Why Scientists Are Awful Media Spokespersons
If you believe in global climate change, these numbers should scare you. According to a New York Times article from last week:
“In 2008, 50 percent of conservatives said the effects of global warming were already occurring. That number dropped to 30 percent this year, according to a Gallup poll conducted in March. A survey by Yale and George Mason universities in July found that 38 percent of Republicans don’t believe global warming is happening.”
With Republicans reclaiming the House and gaining ground in the Senate, climate change advocates will have a tougher fight than ever before. And scientists won’t make it any easier for those advocates to succeed.
Why? Because scientists regularly undermine their own work when appearing as media spokespersons. Here are three reasons they fail – and what they can do to improve.
1. They Hedge
Scientists don’t speak the language of absolutes, but rather the language of theories, studies, and hypotheses.

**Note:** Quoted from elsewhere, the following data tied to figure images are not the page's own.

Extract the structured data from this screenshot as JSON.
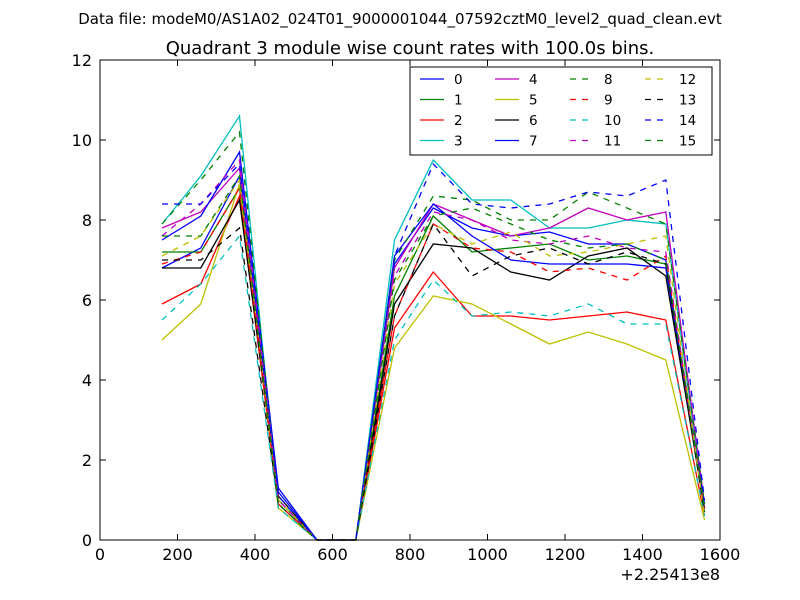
{
  "suptitle": "Data file: modeM0/AS1A02_024T01_9000001044_07592cztM0_level2_quad_clean.evt",
  "chart_data": {
    "type": "line",
    "title": "Quadrant 3 module wise count rates with 100.0s bins.",
    "xlabel": "",
    "ylabel": "",
    "xlim": [
      0,
      1600
    ],
    "ylim": [
      0,
      12
    ],
    "x_offset_label": "+2.25413e8",
    "x_ticks": [
      0,
      200,
      400,
      600,
      800,
      1000,
      1200,
      1400,
      1600
    ],
    "y_ticks": [
      0,
      2,
      4,
      6,
      8,
      10,
      12
    ],
    "x": [
      160,
      260,
      360,
      460,
      560,
      660,
      760,
      860,
      960,
      1060,
      1160,
      1260,
      1360,
      1460,
      1560
    ],
    "legend_position": "top-right",
    "legend_columns": 4,
    "series": [
      {
        "name": "0",
        "color": "#0000ff",
        "dash": "solid",
        "values": [
          6.8,
          7.3,
          9.1,
          1.2,
          0,
          0,
          6.9,
          8.3,
          7.8,
          7.6,
          7.7,
          7.4,
          7.4,
          7.0,
          0.7
        ]
      },
      {
        "name": "1",
        "color": "#008000",
        "dash": "solid",
        "values": [
          7.2,
          7.2,
          8.8,
          1.0,
          0,
          0,
          6.1,
          8.1,
          7.2,
          7.3,
          7.4,
          7.0,
          7.1,
          6.9,
          0.7
        ]
      },
      {
        "name": "2",
        "color": "#ff0000",
        "dash": "solid",
        "values": [
          5.9,
          6.4,
          8.6,
          0.9,
          0,
          0,
          5.3,
          6.7,
          5.6,
          5.6,
          5.5,
          5.6,
          5.7,
          5.5,
          0.6
        ]
      },
      {
        "name": "3",
        "color": "#00bfbf",
        "dash": "solid",
        "values": [
          7.9,
          9.1,
          10.6,
          0.9,
          0,
          0,
          7.5,
          9.5,
          8.5,
          8.5,
          7.8,
          7.8,
          8.0,
          7.9,
          0.8
        ]
      },
      {
        "name": "4",
        "color": "#bf00bf",
        "dash": "solid",
        "values": [
          7.8,
          8.2,
          9.3,
          1.0,
          0,
          0,
          6.8,
          8.4,
          8.0,
          7.6,
          7.8,
          8.3,
          8.0,
          8.2,
          0.9
        ]
      },
      {
        "name": "5",
        "color": "#bfbf00",
        "dash": "solid",
        "values": [
          5.0,
          5.9,
          8.9,
          0.8,
          0,
          0,
          4.8,
          6.1,
          5.9,
          5.4,
          4.9,
          5.2,
          4.9,
          4.5,
          0.5
        ]
      },
      {
        "name": "6",
        "color": "#000000",
        "dash": "solid",
        "values": [
          6.8,
          6.8,
          8.5,
          1.1,
          0,
          0,
          5.9,
          7.4,
          7.3,
          6.7,
          6.5,
          7.1,
          7.3,
          6.6,
          0.8
        ]
      },
      {
        "name": "7",
        "color": "#0000ff",
        "dash": "solid",
        "values": [
          7.5,
          8.1,
          9.7,
          1.3,
          0,
          0,
          7.1,
          8.4,
          7.6,
          7.0,
          6.9,
          6.9,
          6.9,
          6.8,
          0.9
        ]
      },
      {
        "name": "8",
        "color": "#008000",
        "dash": "dashed",
        "values": [
          7.9,
          9.0,
          10.2,
          1.0,
          0,
          0,
          7.0,
          8.6,
          8.5,
          8.0,
          8.0,
          8.7,
          8.3,
          7.9,
          0.9
        ]
      },
      {
        "name": "9",
        "color": "#ff0000",
        "dash": "dashed",
        "values": [
          6.9,
          7.2,
          8.8,
          0.9,
          0,
          0,
          5.6,
          7.9,
          7.3,
          7.2,
          6.7,
          6.8,
          6.5,
          7.1,
          0.7
        ]
      },
      {
        "name": "10",
        "color": "#00bfbf",
        "dash": "dashed",
        "values": [
          5.5,
          6.4,
          7.6,
          0.8,
          0,
          0,
          5.0,
          6.5,
          5.6,
          5.7,
          5.6,
          5.9,
          5.4,
          5.4,
          0.6
        ]
      },
      {
        "name": "11",
        "color": "#bf00bf",
        "dash": "dashed",
        "values": [
          7.6,
          8.4,
          9.5,
          1.0,
          0,
          0,
          6.6,
          8.2,
          8.0,
          7.5,
          7.4,
          7.6,
          7.3,
          7.2,
          0.8
        ]
      },
      {
        "name": "12",
        "color": "#bfbf00",
        "dash": "dashed",
        "values": [
          7.1,
          7.6,
          9.0,
          1.0,
          0,
          0,
          6.4,
          7.9,
          7.4,
          7.7,
          7.1,
          7.2,
          7.4,
          7.6,
          0.6
        ]
      },
      {
        "name": "13",
        "color": "#000000",
        "dash": "dashed",
        "values": [
          7.0,
          7.0,
          7.8,
          0.9,
          0,
          0,
          5.6,
          7.9,
          6.6,
          7.1,
          7.3,
          6.9,
          7.2,
          6.9,
          0.7
        ]
      },
      {
        "name": "14",
        "color": "#0000ff",
        "dash": "dashed",
        "values": [
          8.4,
          8.4,
          9.4,
          1.1,
          0,
          0,
          7.1,
          9.4,
          8.4,
          8.3,
          8.4,
          8.7,
          8.6,
          9.0,
          1.0
        ]
      },
      {
        "name": "15",
        "color": "#008000",
        "dash": "dashed",
        "values": [
          7.6,
          7.6,
          9.1,
          0.9,
          0,
          0,
          6.5,
          8.1,
          8.3,
          7.9,
          7.5,
          7.3,
          7.4,
          7.0,
          0.8
        ]
      }
    ]
  }
}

They load their interviews with phrases such as:
- “the emerging conclusion seems to be”
- “there is increasing evidence that”
- “a recent study suggests”
But media interviews plagued with hedge phrases are squandered opportunities. The average television news sound bite is just seven seconds long, and hedge phrases cost too much of their limited airtime. Worse, climate change skeptics share no such concerns about hedging their language – they just communicate with broadly understandable, everyday language.
2. They Focus on Facts
Facts are beautiful things, but they don’t necessarily move people. Good communicators align their facts to an audience’s needs, so scientists need to create a larger context for their facts. Instead of simply stating evidence, they need to tell the audience what it means for them.

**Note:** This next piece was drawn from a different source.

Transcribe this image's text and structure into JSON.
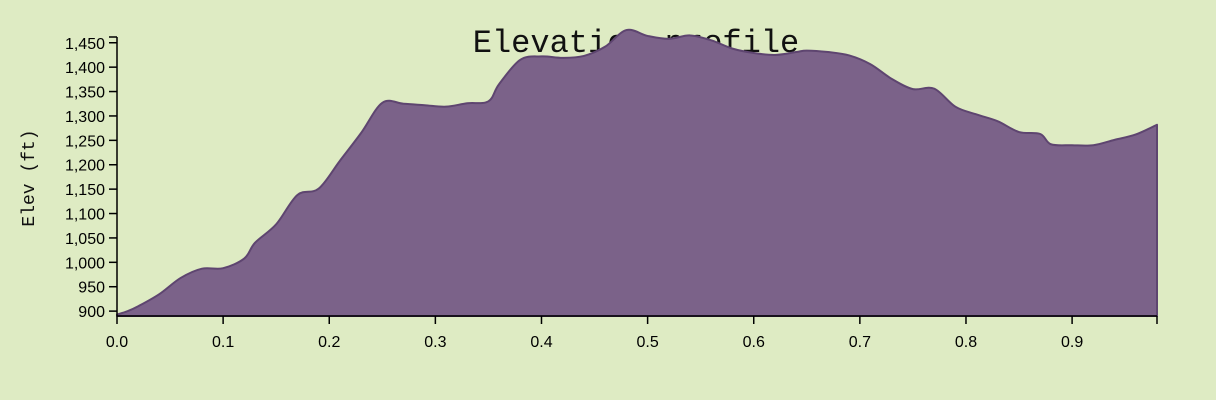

3. They Speak to Their Peers
I often ask scientists how they can express a complicated point more understandably. They regularly respond with something along the lines of, “Well, I need to leave that small detail in there, or else my colleagues will give me grief.” They’re forgetting a critical point: the primary audience isn’t their peers – it’s the general public. That means they need to lose some important but unnecessary detail in the pursuit of a larger goal – being understood. That’s not “dumbing it down,” but rather the very essence of effective communication. And they better believe that climate change skeptics fully understand that.
I’ve worked with hundreds of scientists through the years, and have great affection for their work. But the era in which scientists are “right” just because they say so is over. In order to be effective, scientists now have to carry the burden of not only being technically accurate, but also communications savvy. Only when they learn to leave their inner policy wonk behind during media interviews will their work be viewed with the credibility it deserves.